Ali começa um conjunto de medidas anticíclicas muito fortes. Primeiro, utilizamos um instrumento fiscal, por isso se entenda que fizemos uma política fiscal contracíclica que consistiu em ampliação do crédito via subsídio. A diferença entre a taxa de juros que cobrávamos e a Selic, mesmo tendo a Selic se reduzido nesse período, era bastante significativa na área de bens de capital, de modernização de frota, de financiamento de caminhões, de máquinas e equipamentos agrícolas, um nível muito baixo [de juros], de 2,5%. Isso em várias áreas.
Depois fizemos uma política de desoneração fiscal que foi bastante relevante, tanto na desoneração de bens de capital como na de investimentos. Fizemos uma forte desoneração em investimentos, depois fizemos a desoneração da cesta básica, e uma desoneração da folha de pagamentos. Junto a isso, o Brasil passou por um período muito difícil e complicado em termos de hidrologia. Em 2012, 2013 e 2014, quando se olha a série histórica, é uma das piores hidrologias que o Brasil experimentou. Não só no Nordeste, pois chegou forte no Sudeste.
Isso, do ponto de vista do sistema elétrico significou o seguinte: hoje, temos um sistema hidrotérmico, se ele fosse hídrico, nós teríamos pensado em racionar lá em 2011. O que significa ser hidrotérmico? Você não paga água quando produz energia elétrica, mas quando produz na térmica, paga-se o combustível, o gás, o carvão, o diesel ou o urânio, no caso das nucleares. Na hídrica, você não paga o insumo fundamental e na térmica paga.
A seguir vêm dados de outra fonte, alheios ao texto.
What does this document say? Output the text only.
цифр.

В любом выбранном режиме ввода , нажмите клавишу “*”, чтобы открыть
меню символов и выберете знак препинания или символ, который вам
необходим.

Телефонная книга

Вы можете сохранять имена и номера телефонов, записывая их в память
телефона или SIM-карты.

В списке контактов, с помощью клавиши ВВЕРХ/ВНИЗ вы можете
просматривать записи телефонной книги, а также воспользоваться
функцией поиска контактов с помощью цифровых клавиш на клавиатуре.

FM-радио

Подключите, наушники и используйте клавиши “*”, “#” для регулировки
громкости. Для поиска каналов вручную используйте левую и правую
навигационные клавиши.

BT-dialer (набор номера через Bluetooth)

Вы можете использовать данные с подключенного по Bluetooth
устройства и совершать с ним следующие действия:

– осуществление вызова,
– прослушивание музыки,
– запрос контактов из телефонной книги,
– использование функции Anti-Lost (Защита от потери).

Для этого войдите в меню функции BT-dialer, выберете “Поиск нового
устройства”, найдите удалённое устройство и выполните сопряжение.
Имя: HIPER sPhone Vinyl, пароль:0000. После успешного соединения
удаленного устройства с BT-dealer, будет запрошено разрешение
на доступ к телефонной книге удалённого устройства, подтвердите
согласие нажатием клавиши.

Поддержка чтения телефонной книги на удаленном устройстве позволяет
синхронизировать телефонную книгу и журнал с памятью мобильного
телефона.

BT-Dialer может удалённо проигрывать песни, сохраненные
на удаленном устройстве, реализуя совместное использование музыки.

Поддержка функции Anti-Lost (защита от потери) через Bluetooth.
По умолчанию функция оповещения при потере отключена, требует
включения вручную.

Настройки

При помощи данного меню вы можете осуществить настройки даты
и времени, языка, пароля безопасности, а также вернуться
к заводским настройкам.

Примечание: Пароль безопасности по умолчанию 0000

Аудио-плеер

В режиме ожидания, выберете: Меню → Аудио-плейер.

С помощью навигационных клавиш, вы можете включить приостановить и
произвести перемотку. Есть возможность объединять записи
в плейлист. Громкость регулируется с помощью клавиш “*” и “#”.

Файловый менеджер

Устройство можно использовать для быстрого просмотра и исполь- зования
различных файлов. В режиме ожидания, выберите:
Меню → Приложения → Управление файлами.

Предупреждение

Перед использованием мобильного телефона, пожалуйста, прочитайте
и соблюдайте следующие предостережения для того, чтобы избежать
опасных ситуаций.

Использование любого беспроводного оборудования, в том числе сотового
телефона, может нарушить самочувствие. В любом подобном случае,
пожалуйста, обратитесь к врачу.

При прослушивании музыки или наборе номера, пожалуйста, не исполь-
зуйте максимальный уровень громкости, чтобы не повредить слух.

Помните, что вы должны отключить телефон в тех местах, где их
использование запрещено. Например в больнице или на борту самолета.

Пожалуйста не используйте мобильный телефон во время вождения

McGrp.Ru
Quando ocorreu isso, o governo entra aumentando o preço, ele tem que aumentar o preço. Só que se aumentar abruptamente, tem um impacto imenso nos consumidores, mas sobretudo no setor produtivo. Nós suavizamos esse impacto. E no meio do caminho tínhamos condição de reduzir um pouco o impacto porque estavam vencendo os contratos de concessão e portanto poderíamos diminuir o preço da energia proporcional aos contratos vencidos.
Queda na tributação
A gente segura essa política ainda que a arrecadação não tivesse um desempenho maravilhoso, não estávamos na fase expansiva do ciclo no mundo inteiro, nem aqui no Brasil. Mas quando chega na metade para o final de 2014, a partir de setembro, há uma queda brutal. Essa queda na arrecadação é acompanhada também por alguns movimentos internacionais que já estavam ocorrendo, como o fato de 2014 ter sido o pior ano da China. Como uma grande parte das nossas exportações de commodities, principalmente minerais, são essenciais e vão para a China, nós sofremos o impacto da queda brutal das commodities. E também uma queda na produção da Petrobras, em 2013, que começa a recuperar em 2014.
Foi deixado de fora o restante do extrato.